Milli Savunma Bakanı Hulusi Akar ile yaptığımız görüşmenin başlıkları şunlar: PKK hiçbir zaman Kürt kardeşlerimizin temsilcisi değil. Terörle mücadelede taviz verilirse tekrar başa dönülür. Çözüm sürecini denedik PKK şımardı, pervasızlaştı. Herkesin aklını başına toplaması lazım, devletin ali menfaatleri söz konusu. Savunma sanayii tercih değil mecburiyet, aksi halde bekamız tehlikededir.
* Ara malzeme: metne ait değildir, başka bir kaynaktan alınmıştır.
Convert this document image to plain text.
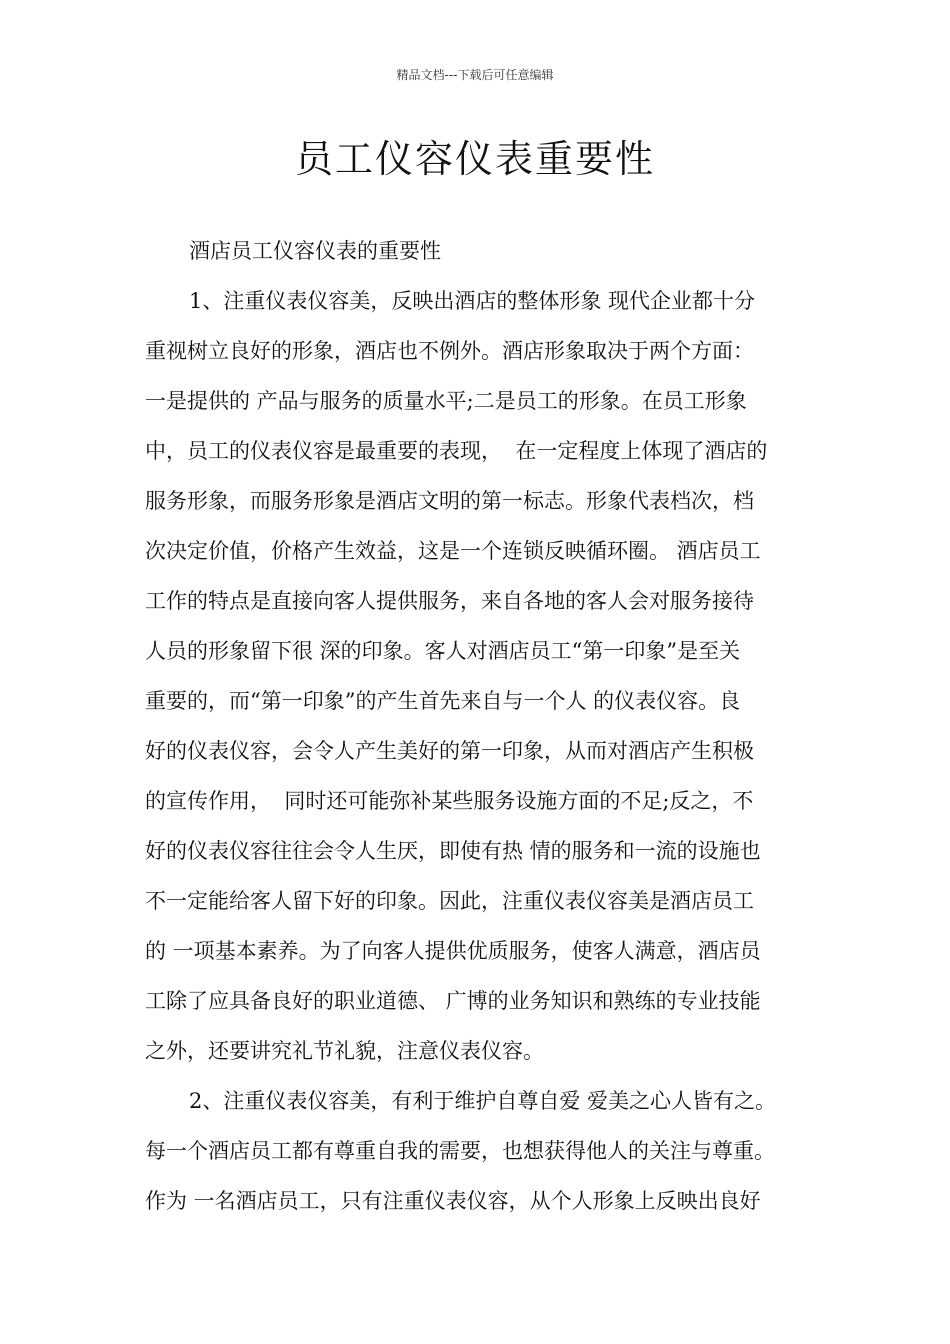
精品文档---下载后可任意编辑
员工仪容仪表重要性
酒店员工仪容仪表的重要性
1、注重仪表仪容美，反映出酒店的整体形象 现代企业都十分
重视树立良好的形象，酒店也不例外。酒店形象取决于两个方面：
一是提供的 产品与服务的质量水平;二是员工的形象。在员工形象
中，员工的仪表仪容是最重要的表现，  在一定程度上体现了酒店的
服务形象，而服务形象是酒店文明的第一标志。形象代表档次，档
次决定价值，价格产生效益，这是一个连锁反映循环圈。 酒店员工
工作的特点是直接向客人提供服务，来自各地的客人会对服务接待
人员的形象留下很 深的印象。客人对酒店员工“第一印象”是至关
重要的，而“第一印象”的产生首先来自与一个人 的仪表仪容。良
好的仪表仪容，会令人产生美好的第一印象，从而对酒店产生积极
的宣传作用，  同时还可能弥补某些服务设施方面的不足;反之，不
好的仪表仪容往往会令人生厌，即使有热 情的服务和一流的设施也
不一定能给客人留下好的印象。因此，注重仪表仪容美是酒店员工
的 一项基本素养。为了向客人提供优质服务，使客人满意，酒店员
工除了应具备良好的职业道德、 广博的业务知识和熟练的专业技能
之外，还要讲究礼节礼貌，注意仪表仪容。
2、注重仪表仪容美，有利于维护自尊自爱 爱美之心人皆有之。
每一个酒店员工都有尊重自我的需要，也想获得他人的关注与尊重。
作为 一名酒店员工，只有注重仪表仪容，从个人形象上反映出良好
Türk savunma sanayinin geldiği nokta nedeniyle dünyanın gözü Türkiye’de... Özellikle İHA ve SİHA’lar ile zırhlı muharip araç gereçler, silahlar ve mühimmatların sahada gösterdiği üstün başarı uluslararası güçlerin de dikkatini çekmiş durumda. Bu bağlamda yapılan övgüler ve İHA-SİHA’lar başta olmak üzere gelen silah, araç, gereç talepleri de malum. Yani gerçekleştirilen hamleler silah sanayiinde dışa bağımlılığımızı azaltırken, Türkiye’yi dünya piyasalarında söz sahibi de yapıyor. Tabii bu aynı zamanda teknoloji ve ticari olmak üzere iki farklı tedirginlik anlamına geliyor bazı ülkeler açısından. Bunun şimdilik son örneği de Türkiye’nin en büyük askeri gemisi TCG Anadolu...Herkes onu, konuşuyor, merak ediyor. Dolayısıyla bizde Arife günü Sarayburnu’nda demirli Türkiye’nin en büyük askeri gemisi TCG Anadolu’daydık.
TCG Anadolu’da son iftar
Hem Bayraktar TB3, Milli Muharip Uçak, Bayraktar Kızılelma, helikopterler, zırhlı personel taşıyıcılar, tanklar ve gemi içindeki çıkarma gemisini yakından gördük, hem de ramazanın son iftarını şehit aileleri ve gazilerle TCG Anadolu’da yapan TSK komuta kademesi ve Milli Savunma Bakanı Hulusi Akar’a eşlik ettik. İftar öncesinde de, Bakan Akar ile konuşma fırsatı bulduk.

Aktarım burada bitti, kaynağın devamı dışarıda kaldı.